High average ticket prices at Walt Disney Company’s US theme parks and cruise line helped lift income in the last quarter despite attendances remaining flat.
Revenues for the company’s parks and resorts division in the three months to April 2 grew by 4% to $3.9 billion to give a 10% rise in operating income to $624 million.
“Operating income growth for the quarter was due to an increase at our domestic operations, partially offset by a decrease at our international operations,” Disney said.
“Higher operating income at our domestic operations was due to guest spending growth, partially offset by higher costs.
“The increase in guest spending was due to higher average ticket prices at our theme parks and cruise line, increased food, beverage and merchandise spending and higher average hotel room rates.”
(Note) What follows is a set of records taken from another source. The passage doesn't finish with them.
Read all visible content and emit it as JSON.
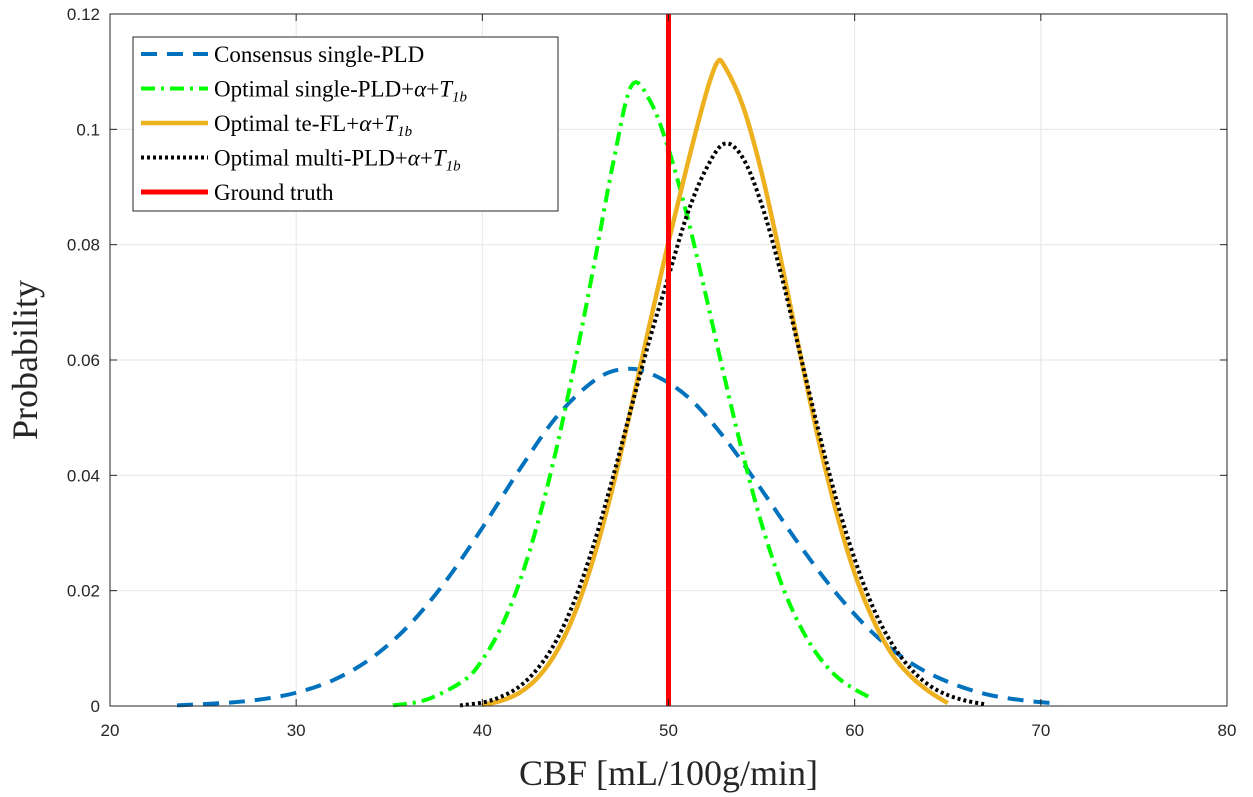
{
  "chart_data": {
    "type": "line",
    "title": "",
    "xlabel": "CBF [mL/100g/min]",
    "ylabel": "Probability",
    "xlim": [
      20,
      80
    ],
    "ylim": [
      0,
      0.12
    ],
    "xticks": [
      20,
      30,
      40,
      50,
      60,
      70,
      80
    ],
    "xtick_labels": [
      "20",
      "30",
      "40",
      "50",
      "60",
      "70",
      "80"
    ],
    "yticks": [
      0,
      0.02,
      0.04,
      0.06,
      0.08,
      0.1,
      0.12
    ],
    "ytick_labels": [
      "0",
      "0.02",
      "0.04",
      "0.06",
      "0.08",
      "0.1",
      "0.12"
    ],
    "grid": true,
    "legend_position": "top-left",
    "series": [
      {
        "name": "Consensus single-PLD",
        "legend_parts": [
          "Consensus single-PLD"
        ],
        "color": "#0072BD",
        "style": "dashed",
        "x": [
          23.6,
          26,
          28,
          30,
          32,
          34,
          36,
          38,
          40,
          42,
          44,
          46,
          47.5,
          49,
          51,
          53,
          55,
          57,
          59,
          61,
          63,
          65,
          67,
          69,
          71
        ],
        "y": [
          0.0001,
          0.0005,
          0.0011,
          0.0023,
          0.0045,
          0.0082,
          0.0138,
          0.0215,
          0.0309,
          0.041,
          0.0502,
          0.0564,
          0.0584,
          0.0577,
          0.0537,
          0.0465,
          0.0375,
          0.0281,
          0.0196,
          0.0126,
          0.0075,
          0.0042,
          0.0021,
          0.001,
          0.0004
        ]
      },
      {
        "name": "Optimal single-PLD+α+T1b",
        "legend_parts": [
          "Optimal single-PLD+",
          "α",
          "+",
          "T",
          "1b"
        ],
        "color": "#00FF00",
        "style": "dashdot",
        "x": [
          35.2,
          37,
          39,
          40,
          41,
          42,
          43,
          44,
          45,
          46,
          47,
          48,
          49,
          50,
          51,
          52,
          53,
          54,
          55,
          56,
          57,
          58,
          59,
          60,
          61
        ],
        "y": [
          0.0001,
          0.0011,
          0.0044,
          0.008,
          0.0136,
          0.0215,
          0.032,
          0.0449,
          0.06,
          0.0765,
          0.0937,
          0.1075,
          0.105,
          0.0966,
          0.085,
          0.0713,
          0.0571,
          0.0436,
          0.0316,
          0.0218,
          0.0143,
          0.0089,
          0.0052,
          0.0029,
          0.0012
        ]
      },
      {
        "name": "Optimal te-FL+α+T1b",
        "legend_parts": [
          "Optimal te-FL+",
          "α",
          "+",
          "T",
          "1b"
        ],
        "color": "#EDB120",
        "style": "solid",
        "x": [
          40,
          41,
          42,
          43,
          44,
          45,
          46,
          47,
          48,
          49,
          50,
          51,
          52,
          52.6,
          53,
          54,
          55,
          56,
          57,
          58,
          59,
          60,
          61,
          62,
          63,
          64,
          65
        ],
        "y": [
          0.0002,
          0.0009,
          0.0023,
          0.005,
          0.0095,
          0.0164,
          0.0259,
          0.0379,
          0.0518,
          0.0664,
          0.0805,
          0.0937,
          0.106,
          0.1115,
          0.111,
          0.104,
          0.0925,
          0.078,
          0.0622,
          0.047,
          0.0338,
          0.023,
          0.0149,
          0.009,
          0.0052,
          0.0025,
          0.0005
        ]
      },
      {
        "name": "Optimal multi-PLD+α+T1b",
        "legend_parts": [
          "Optimal multi-PLD+",
          "α",
          "+",
          "T",
          "1b"
        ],
        "color": "#000000",
        "style": "dotted",
        "x": [
          38.8,
          40,
          41,
          42,
          43,
          44,
          45,
          46,
          47,
          48,
          49,
          50,
          51,
          52,
          53,
          54,
          55,
          56,
          57,
          58,
          59,
          60,
          61,
          62,
          63,
          64,
          65,
          66,
          67
        ],
        "y": [
          0.0001,
          0.0006,
          0.0016,
          0.0034,
          0.0066,
          0.0115,
          0.0187,
          0.0282,
          0.0395,
          0.0517,
          0.0637,
          0.0745,
          0.0852,
          0.093,
          0.0975,
          0.095,
          0.087,
          0.0755,
          0.062,
          0.0485,
          0.036,
          0.0255,
          0.017,
          0.0108,
          0.0065,
          0.0036,
          0.0019,
          0.0009,
          0.0003
        ]
      },
      {
        "name": "Ground truth",
        "legend_parts": [
          "Ground truth"
        ],
        "color": "#FF0000",
        "style": "solid",
        "x": [
          50,
          50
        ],
        "y": [
          0,
          0.12
        ]
      }
    ]
  }
}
Cost increases were due to labour and other cost inflation and higher depreciation associated with new attractions, the company added.
“Attendance at our domestic theme parks was relatively flat, as an increase at Disneyland Resort was offset by a modest decrease at Walt Disney World Resort.
“Lower operating income at our international operations was due to higher pre-opening expenses at Shanghai Disney Resort, increased operating costs at Disneyland Paris and lower volume at Hong Kong Disneyland Resort, partially offset by higher guest spending at Disneyland Paris.”
The resort in China is due to open on June 16.
The overall Walt Disney Company saw quarterly profits rise by $35 million year-on-year to $2.1 billion – the 11th consecutive quarter of double digit growth in adjusted earnings per share, according to chairman and chief executive Robert Iger.
He cited an “unprecedented winning streak at the box office” by film-making arm Studio Entertainment thanks to the strong performance of the latest Star Wars blockbuster and Zootopia.
This “underscores the incredible appeal of our branded content, which we continue to leverage across the entire company to drive significant value,” Iger added.